Взлянула на него мать, и ее тоже поразило блѣдное до прозрачности, посинѣвшее лицо мальчика.
— А нешто мало онъ у меня наработается за день? — заговорила она, поднимая сейчасъ передникъ къ глазамъ. — Нешто мало находится, натаскается? Нешто онъ отдохнетъ когда?.. Ой, сирота, сирота!..
— Какой тамъ сирота! — рѣшительно возразила кузнечиха. — Коли мать есть, и отецъ найдется!

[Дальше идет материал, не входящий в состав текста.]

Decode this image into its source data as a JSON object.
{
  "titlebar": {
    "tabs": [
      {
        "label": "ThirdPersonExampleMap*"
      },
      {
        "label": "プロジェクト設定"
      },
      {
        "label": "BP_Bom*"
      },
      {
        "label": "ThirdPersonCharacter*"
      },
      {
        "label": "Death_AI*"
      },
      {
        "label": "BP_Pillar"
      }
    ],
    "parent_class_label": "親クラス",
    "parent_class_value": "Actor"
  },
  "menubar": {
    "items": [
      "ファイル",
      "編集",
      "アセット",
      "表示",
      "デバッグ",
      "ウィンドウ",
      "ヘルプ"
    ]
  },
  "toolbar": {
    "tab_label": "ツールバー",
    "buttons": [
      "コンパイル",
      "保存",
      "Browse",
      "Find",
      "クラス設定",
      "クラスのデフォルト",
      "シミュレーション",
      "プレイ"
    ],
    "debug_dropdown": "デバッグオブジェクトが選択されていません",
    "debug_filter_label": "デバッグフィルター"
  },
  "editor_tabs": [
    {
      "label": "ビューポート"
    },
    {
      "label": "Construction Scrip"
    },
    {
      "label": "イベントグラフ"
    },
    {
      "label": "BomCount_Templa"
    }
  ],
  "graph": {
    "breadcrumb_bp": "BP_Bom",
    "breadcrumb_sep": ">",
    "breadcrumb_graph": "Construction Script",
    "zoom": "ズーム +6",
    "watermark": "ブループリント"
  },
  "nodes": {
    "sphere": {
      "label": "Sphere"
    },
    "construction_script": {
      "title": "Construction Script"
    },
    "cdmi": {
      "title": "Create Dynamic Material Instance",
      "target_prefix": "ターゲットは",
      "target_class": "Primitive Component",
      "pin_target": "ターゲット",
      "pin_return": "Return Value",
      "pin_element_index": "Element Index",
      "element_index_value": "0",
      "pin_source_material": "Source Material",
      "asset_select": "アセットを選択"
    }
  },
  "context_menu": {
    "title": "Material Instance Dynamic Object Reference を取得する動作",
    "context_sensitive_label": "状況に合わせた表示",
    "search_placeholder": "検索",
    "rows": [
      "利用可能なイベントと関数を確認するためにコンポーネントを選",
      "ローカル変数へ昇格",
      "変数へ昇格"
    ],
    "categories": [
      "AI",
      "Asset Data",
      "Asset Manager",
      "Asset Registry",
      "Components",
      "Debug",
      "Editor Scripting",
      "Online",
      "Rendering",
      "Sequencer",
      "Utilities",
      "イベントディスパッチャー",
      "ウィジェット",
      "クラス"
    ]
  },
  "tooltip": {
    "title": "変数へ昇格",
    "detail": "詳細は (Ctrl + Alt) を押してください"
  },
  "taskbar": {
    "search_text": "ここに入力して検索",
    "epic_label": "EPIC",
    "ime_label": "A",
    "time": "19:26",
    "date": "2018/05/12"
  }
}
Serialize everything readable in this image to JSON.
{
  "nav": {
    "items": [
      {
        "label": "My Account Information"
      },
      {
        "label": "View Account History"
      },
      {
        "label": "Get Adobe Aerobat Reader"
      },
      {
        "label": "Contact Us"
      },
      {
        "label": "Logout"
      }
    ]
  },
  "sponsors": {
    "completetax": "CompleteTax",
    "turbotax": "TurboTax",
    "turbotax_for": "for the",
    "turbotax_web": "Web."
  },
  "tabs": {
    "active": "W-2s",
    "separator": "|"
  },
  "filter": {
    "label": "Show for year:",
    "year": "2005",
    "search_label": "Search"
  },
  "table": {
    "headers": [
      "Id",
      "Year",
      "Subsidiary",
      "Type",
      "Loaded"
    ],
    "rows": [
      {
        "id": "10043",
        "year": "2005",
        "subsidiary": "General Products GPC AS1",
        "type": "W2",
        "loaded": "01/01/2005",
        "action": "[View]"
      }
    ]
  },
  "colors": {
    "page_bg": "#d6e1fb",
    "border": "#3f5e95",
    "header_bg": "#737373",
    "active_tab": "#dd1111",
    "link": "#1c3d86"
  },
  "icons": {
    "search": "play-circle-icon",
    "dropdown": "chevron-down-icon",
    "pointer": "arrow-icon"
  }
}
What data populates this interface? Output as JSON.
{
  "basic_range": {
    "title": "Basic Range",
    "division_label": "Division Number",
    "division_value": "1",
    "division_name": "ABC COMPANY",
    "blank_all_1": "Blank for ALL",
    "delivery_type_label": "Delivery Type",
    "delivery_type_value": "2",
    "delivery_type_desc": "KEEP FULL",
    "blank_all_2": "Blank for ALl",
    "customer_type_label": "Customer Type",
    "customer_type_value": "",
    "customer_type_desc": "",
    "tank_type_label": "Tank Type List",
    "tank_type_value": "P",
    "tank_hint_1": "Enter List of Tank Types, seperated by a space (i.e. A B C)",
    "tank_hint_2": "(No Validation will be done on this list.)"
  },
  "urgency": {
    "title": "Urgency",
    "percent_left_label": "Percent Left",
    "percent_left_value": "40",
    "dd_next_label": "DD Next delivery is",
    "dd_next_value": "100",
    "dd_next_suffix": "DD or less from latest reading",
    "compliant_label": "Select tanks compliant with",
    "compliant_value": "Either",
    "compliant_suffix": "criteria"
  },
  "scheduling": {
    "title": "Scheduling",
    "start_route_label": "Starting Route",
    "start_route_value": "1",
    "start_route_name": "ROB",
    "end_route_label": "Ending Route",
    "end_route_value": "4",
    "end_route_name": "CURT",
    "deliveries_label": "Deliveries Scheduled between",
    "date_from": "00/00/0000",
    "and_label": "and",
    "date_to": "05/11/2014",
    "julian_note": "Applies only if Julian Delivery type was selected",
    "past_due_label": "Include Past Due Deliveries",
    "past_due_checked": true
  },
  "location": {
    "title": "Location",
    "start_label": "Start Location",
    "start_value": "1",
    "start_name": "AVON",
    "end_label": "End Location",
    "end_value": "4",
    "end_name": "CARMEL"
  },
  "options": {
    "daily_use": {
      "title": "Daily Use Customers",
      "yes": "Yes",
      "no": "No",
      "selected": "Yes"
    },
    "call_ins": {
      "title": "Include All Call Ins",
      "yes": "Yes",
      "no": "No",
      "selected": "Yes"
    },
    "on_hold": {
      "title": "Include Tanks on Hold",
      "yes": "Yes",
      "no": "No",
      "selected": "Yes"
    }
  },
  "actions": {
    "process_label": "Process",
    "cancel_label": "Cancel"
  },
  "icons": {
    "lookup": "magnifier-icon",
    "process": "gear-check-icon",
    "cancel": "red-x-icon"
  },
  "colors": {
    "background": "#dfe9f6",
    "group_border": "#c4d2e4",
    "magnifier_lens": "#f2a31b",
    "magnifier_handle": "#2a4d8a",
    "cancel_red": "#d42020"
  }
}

И она хотѣла было погладить его по волосамъ, но онъ рванулся, какъ злая собака, и, ворча что-то, отошелъ въ сторону. Онъ скорѣе позволилъ-бы Іудѣ приласкать себя, чѣмъ этой бабѣ. Онъ ужъ и курицу отъискивать не пошелъ, и на ужинъ нельзя было его никакъ дозваться: какъ вышелъ изъ хаты, такъ и застрялъ гдѣ-то. Только вечеромъ, когда вдова принялась мыть посуду, онъ вернулся, съ трескомъ захлопнулъ дверь, шапку швырнулъ куда-то, и, сѣвъ на лавку, угрюмо сталъ смотрѣть въ уголъ.
— Что ты на ужинъ не пришелъ? — спросила его мать. — Или не слыхалъ, какъ я тебя кликала?
Онъ ничего не отвѣтилъ, только сильнѣе сдвинулъ брови, при звукѣ голоса матери, и раскрылъ ротъ; легкая судорога искривила его лицо.
— Вонъ тамъ въ печи картофель въ кострюлькѣ для тебя стоитъ…
Онъ не трогался съ мѣста. Упершись локтями въ колѣни и держа обѣими руками голову, онъ съ какимъ-то тупымъ упорствомъ закачался изъ стороны въ сторону.
— Что-жъ ты молчишъ? — уже съ досадой спросила мать. — Языкъ у тебя отсохъ, что-ли?..
Мальчикъ тяжело вздохнулъ, но не произнесъ ни слова.
— Оглашенный мальчишка! — пробормотала вдова, пожимая плечами. — Разопрется, ровно нетопырь, да и сидитъ! Мало своей кручины, еще этакой червякъ станетъ тебѣ докучать…
Она вытерла руки, подошла къ печкѣ и, толкнувъ стоявшую на угольяхъ кострюльку, сердито обратилась къ Стаху.
— Будешь ты ѣсть или нѣтъ? — спросила она, повышая голосъ, и тутъ-же, поднявъ передникъ къ глазамъ, начала:
— И что мнѣ за наказаніе послалъ Господь съ этимъ мальчикомъ?.. И что-жъ это я такая сиротинушка горемычная осталась! — причитала она, утирая слезы и отгребая золу.
У Стаха глаза чѣмъ-то застлало, въ ушахъ зазвенѣло, ноги у него дрожали, какъ въ лихорадкѣ. Но онъ не поднималъ головы и продолжалъ упорно смотрѣть въ землю, ничего не видя передъ собою. Вдругъ онъ вскочилъ съ лавки, кинулся къ матери, охватилъ ея ноги руками и, прильнувъ къ нимъ лицомъ, разразился громкимъ плачемъ.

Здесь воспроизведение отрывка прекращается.